Johnny Cash, questo, lo sapeva. La sua casa discografica dovette cedere alle sue pressioni – quando mai un discografico acconsentirebbe a un concerto gratuito all’interno di una casa di detenzione? – e Cash dimostrò di conoscere quel mondo. Il suo passato burrascoso aveva temprato il suo spirito, e probabilmente per questo si presentò al suo pubblico inusuale con un semplice: “Hey! Sono Johnny Cash”.

Tutto doveva essere pacifico e ristoratore. Tredici anni prima aveva scritto il brano Folsom Prison Blues che scelse per aprire il concerto. Tagliente e spudorato, Cash sparò sui detenuti i suoi versi pieni di forza e audacia: “Mia madre mi diceva sempre: ‘Figlio, non giocare mai con le armi’, ma ho sparato un uomo a Reno solo per vederlo morire”.

All’evento parteciparono l’inseparabile June Carter, gli Statler Brothers e la band composta da Marshall Grant al basso, W.S. Holland alle percussioni e Carl Perkins alla chitarra elettrica. Due giorni prima, mentre i musicisti alloggiavano in un motel di Sacramanto, furono raggiunti dal reverendo Folyd Gressett, nientemeno che il cappellano del carcere di Folsom.

Questi consegnò a Johnny Cash un foglietto con sopra scritto il testo del brano Greystone Chapel. Si trattava di una canzone scritta da un detenuto, Glen Shirley, che aveva espresso al cappellano Gressett di recapitare quelle parole a Johnny Cash. Il cantautore scelse Greystone Chapel come brano di chiusura di entrambe le esibizioni:

Il prossimo brano è stato scritto da un uomo che si trova qui, nella prigione di Folsom. L’ho cantata per la prima volta solo ieri sera. Ebbene, questa canzone è stata scritta dal nostro amico Glen Shirley. Spero di riuscire a rendere giustizia al tuo brano, Glen. Faremo del nostro meglio.
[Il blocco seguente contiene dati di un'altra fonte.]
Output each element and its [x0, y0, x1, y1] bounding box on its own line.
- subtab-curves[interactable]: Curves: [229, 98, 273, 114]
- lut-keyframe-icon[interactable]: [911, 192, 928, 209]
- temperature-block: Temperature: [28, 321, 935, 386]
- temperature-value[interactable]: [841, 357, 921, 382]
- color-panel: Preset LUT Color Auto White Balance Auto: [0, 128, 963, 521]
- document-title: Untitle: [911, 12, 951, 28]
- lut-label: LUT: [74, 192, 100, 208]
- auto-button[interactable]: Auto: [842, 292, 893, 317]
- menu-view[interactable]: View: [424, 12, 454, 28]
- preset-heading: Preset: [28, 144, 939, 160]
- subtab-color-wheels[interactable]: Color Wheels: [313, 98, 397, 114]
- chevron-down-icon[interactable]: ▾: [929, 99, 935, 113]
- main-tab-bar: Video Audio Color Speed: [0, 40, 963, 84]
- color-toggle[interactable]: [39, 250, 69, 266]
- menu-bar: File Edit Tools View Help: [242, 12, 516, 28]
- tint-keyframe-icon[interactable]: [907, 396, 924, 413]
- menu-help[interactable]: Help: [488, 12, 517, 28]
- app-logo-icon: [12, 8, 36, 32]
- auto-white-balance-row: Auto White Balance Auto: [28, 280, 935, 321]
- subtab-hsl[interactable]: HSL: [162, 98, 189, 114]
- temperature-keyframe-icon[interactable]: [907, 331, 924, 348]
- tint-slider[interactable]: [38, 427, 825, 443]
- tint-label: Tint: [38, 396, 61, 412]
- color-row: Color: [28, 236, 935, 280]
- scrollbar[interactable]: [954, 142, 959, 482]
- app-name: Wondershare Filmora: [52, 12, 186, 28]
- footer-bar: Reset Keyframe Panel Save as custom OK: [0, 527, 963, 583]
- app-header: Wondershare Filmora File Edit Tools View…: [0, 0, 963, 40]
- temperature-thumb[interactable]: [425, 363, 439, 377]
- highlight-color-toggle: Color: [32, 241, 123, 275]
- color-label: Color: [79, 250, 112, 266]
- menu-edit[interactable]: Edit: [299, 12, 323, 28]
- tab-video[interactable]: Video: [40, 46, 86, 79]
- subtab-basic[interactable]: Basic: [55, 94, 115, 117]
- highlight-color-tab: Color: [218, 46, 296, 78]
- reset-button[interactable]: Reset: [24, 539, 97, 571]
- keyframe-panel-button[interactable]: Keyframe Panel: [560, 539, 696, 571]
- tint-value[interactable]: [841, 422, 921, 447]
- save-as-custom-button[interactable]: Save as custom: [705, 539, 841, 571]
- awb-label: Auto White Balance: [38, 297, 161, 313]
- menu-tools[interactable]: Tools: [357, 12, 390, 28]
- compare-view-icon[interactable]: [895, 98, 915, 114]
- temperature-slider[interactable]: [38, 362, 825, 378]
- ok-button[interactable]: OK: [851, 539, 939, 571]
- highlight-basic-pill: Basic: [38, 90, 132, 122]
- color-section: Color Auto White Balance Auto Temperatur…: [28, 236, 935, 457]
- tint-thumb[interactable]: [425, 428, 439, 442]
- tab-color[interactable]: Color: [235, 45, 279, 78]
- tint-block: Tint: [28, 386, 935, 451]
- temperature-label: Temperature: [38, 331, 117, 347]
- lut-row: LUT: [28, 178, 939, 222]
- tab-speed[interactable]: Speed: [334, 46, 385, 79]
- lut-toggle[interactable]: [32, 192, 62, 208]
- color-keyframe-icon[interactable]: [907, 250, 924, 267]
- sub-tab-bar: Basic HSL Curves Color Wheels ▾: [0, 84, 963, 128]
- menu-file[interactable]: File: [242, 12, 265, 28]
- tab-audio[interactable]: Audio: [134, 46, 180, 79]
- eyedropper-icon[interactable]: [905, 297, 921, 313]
Quella di Johnny Cash fu un’esibizione tra simili, in quanto egli stesso aveva provato l’esperienza del carcere e sapeva che quei detenuti non avevano bisogno di retorica né finto amore. Era lì, Cash, per parlare con lo stesso linguaggio e dimostrare che con la musica si poteva davvero fare qualcosa di sensato.

Lo raccontò egli stesso nella sua autobiografia:

Mi trovavo nel mio ambiente naturale, come uno scarafaggio nella stanza di un motel. Mi ha sempre fatto ridere il fatto che a fare crescere la mia credibilità d’artista, al punto tale che la ABC abbia pensato di propormi di condurre uno show settimanale in televisione, sia stato quel concerto in cui io e i prigionieri ci siamo trovati uno accanto all’altro, outsider, ribelli e fuorilegge.

Il live di Johnny Cash alla Folsom Prison è ancora oggi un esempio di uguaglianza, di rottura di ogni barriera tra artista e pubblico.